We estimate about half as many COVID cases as flu but about twice as many deaths. There was no trend in either flu deaths or hospitalizations during this 10-y period, but the ratios of flu deaths to illnesses decreased significantly, and the ratios of medical visits increased significantly. According to our linearized trend analysis and assuming continuity, COVID-19 deaths would not drop to influenza mortality levels until next year. However, there have been substantial COVID mortality variations among states, 12 of which reported COVID deaths at or below the average flu mortality level of 0.28 per million during April 6-12, 2023.
Vaccination remains the primary defense against COVID infection. Four separate vaccination programs have been conducted since January 2021, some of which were restricted to recipients of previous doses or the elderly. The recent “bivalent booster” is designed to respond to multiple virus variants. Coverage by region has been mixed, but each has reached an approximate plateau. Since vaccine efficacy typically decreases within about six months after injection, current vaccine effectiveness is unlikely to exceed 30-40%. The Northeast region generally has been the leader in vaccine coverage, and the Southeast and South Central regions have been the laggards. We see no apparent geographic relationships between vaccination coverage and linearized COVID outcome rates, but this does not preclude such relationships for fluctuations around the mean values.

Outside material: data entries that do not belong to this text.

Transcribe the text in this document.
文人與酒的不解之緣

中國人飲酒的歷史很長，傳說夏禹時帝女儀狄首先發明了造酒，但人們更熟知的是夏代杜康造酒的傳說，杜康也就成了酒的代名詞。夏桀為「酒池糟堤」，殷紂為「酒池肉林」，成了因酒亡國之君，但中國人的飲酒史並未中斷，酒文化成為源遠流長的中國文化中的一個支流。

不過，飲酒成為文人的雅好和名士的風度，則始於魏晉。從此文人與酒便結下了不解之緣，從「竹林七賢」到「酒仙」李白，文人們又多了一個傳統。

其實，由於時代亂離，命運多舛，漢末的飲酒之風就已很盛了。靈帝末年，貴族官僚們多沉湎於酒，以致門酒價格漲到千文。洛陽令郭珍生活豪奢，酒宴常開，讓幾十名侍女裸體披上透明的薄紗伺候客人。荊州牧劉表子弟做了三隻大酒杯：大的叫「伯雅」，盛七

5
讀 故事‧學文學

We have shown consistently negative long-term trends in COVID infections, and the long-term trend in deaths is even more so, especially recently. However, this simplified statistical analysis says nothing about the major peaks of previous years that imposed severe outcomes, the recurrence of which cannot be ruled out. Explanations for these trends may include:
- Reduced exposures due to social distancing and masking
- Less aggressive and lethal variants
- Harvesting of the most vulnerable individuals
- Increased natural immunity from previous infection (at least 31% of the population)
- Early benefits of vaccination
“While WHO continues to urge that the pandemic is not over, (Director-General) Tedros has said that the end is in sight.”
Maybe. It depends on how you look but also where you look.